There are a few things going on here. First, one of the fundamental properties of the Fourier transform is that it conserves energy, i.e. the energy of the time domain is exactly equal to the energy of its Fourier transform. What is the power of a sinusoid? Assuming we restrict the calculation to integer multiples of cycles it is as follows (I suggest working out this equation for yourself if you are not sure about it):
$$
P(Asin(ft)) = \frac{A^2}{2}
$$
The energy of a sinusoid is thus $\frac{A^2}{2}T$, or, in the case of discrete data, $\frac{A^2}{2}N$. The purpose of the following line of code-
X = fft(x)./N;
is to change the FFT output from an energy-based measure to a power-based measure ("based" because you have to square the transform results, just like you would in the time domain, to get the actual energy or power). Power is usually more interesting since it is an inherent characteristic of the signal, whereas energy is dependent on the number of samples that you are using.

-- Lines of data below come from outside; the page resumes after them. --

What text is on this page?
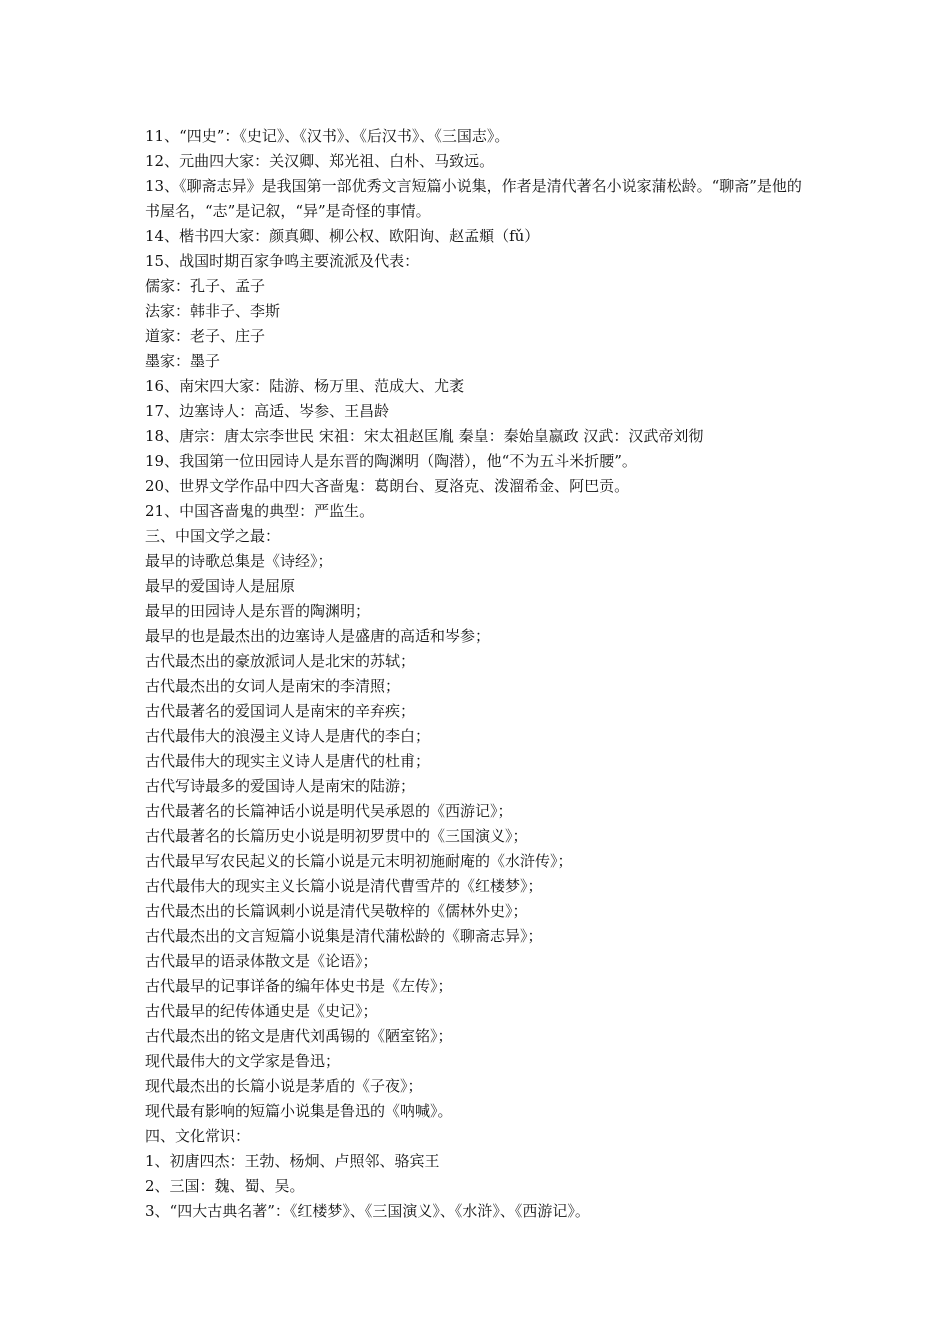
11、“四史”：《史记》、《汉书》、《后汉书》、《三国志》。
12、元曲四大家：关汉卿、郑光祖、白朴、马致远。
13、《聊斋志异》是我国第一部优秀文言短篇小说集，作者是清代著名小说家蒲松龄。“聊斋”是他的书屋名，“志”是记叙，“异”是奇怪的事情。
14、楷书四大家：颜真卿、柳公权、欧阳询、赵孟頫（fǔ）
15、战国时期百家争鸣主要流派及代表：
儒家：孔子、孟子
法家：韩非子、李斯
道家：老子、庄子
墨家：墨子
16、南宋四大家：陆游、杨万里、范成大、尤袤
17、边塞诗人：高适、岑参、王昌龄
18、唐宗：唐太宗李世民 宋祖：宋太祖赵匡胤 秦皇：秦始皇嬴政 汉武：汉武帝刘彻
19、我国第一位田园诗人是东晋的陶渊明（陶潜），他“不为五斗米折腰”。
20、世界文学作品中四大吝啬鬼：葛朗台、夏洛克、泼溜希金、阿巴贡。
21、中国吝啬鬼的典型：严监生。
三、中国文学之最：
最早的诗歌总集是《诗经》；
最早的爱国诗人是屈原
最早的田园诗人是东晋的陶渊明；
最早的也是最杰出的边塞诗人是盛唐的高适和岑参；
古代最杰出的豪放派词人是北宋的苏轼；
古代最杰出的女词人是南宋的李清照；
古代最著名的爱国词人是南宋的辛弃疾；
古代最伟大的浪漫主义诗人是唐代的李白；
古代最伟大的现实主义诗人是唐代的杜甫；
古代写诗最多的爱国诗人是南宋的陆游；
古代最著名的长篇神话小说是明代吴承恩的《西游记》；
古代最著名的长篇历史小说是明初罗贯中的《三国演义》；
古代最早写农民起义的长篇小说是元末明初施耐庵的《水浒传》；
古代最伟大的现实主义长篇小说是清代曹雪芹的《红楼梦》；
古代最杰出的长篇讽刺小说是清代吴敬梓的《儒林外史》；
古代最杰出的文言短篇小说集是清代蒲松龄的《聊斋志异》；
古代最早的语录体散文是《论语》；
古代最早的记事详备的编年体史书是《左传》；
古代最早的纪传体通史是《史记》；
古代最杰出的铭文是唐代刘禹锡的《陋室铭》；
现代最伟大的文学家是鲁迅；
现代最杰出的长篇小说是茅盾的《子夜》；
现代最有影响的短篇小说集是鲁迅的《呐喊》。
四、文化常识：
1、初唐四杰：王勃、杨炯、卢照邻、骆宾王
2、三国：魏、蜀、吴。
3、“四大古典名著”：《红楼梦》、《三国演义》、《水浒》、《西游记》。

So, the power of your sinusoids is, according to the equation, 4.5, 2, and 0.5. You got 1.5, 1, and 0.5, which, if you square them, become 2.25, 1, and 0.25. You will notice that those results are exactly one half your expected power. The reason for the halving is that you are only showing the positive frequencies from your Fourier transform. That is what the following lines of code are doing-
cutOff = ceil(N/2);
X = X(1:cutOff);
They are cutting off the negative frequency part of the spectrum. If you plotted the entire set of results it would look like the following-
The spikes on the left are the positive frequencies that you saw before. The spikes on the right are the negative frequency components of the sinusoids. Note that they have the exact same magnitude as their positive frequency partners, and thus comprise the missing factor of two in the power.
Lastly, you ask the following-
Also, could someone explain the section
% define the frequency components of the series
freq = 0:N-1;
freq = freq*fs/N;
Samples sampled at frequency $f_s$ can represent frequencies from $-\frac{f_s}{2}$ to $\frac{f_s}{2}$ (see Nyquist Sampling Theorem), or, equivalently, frequencies from $0$ to $f_s$ (see aliasing). The code implicitly assumes that the samples represent from $0$ to $f_s$.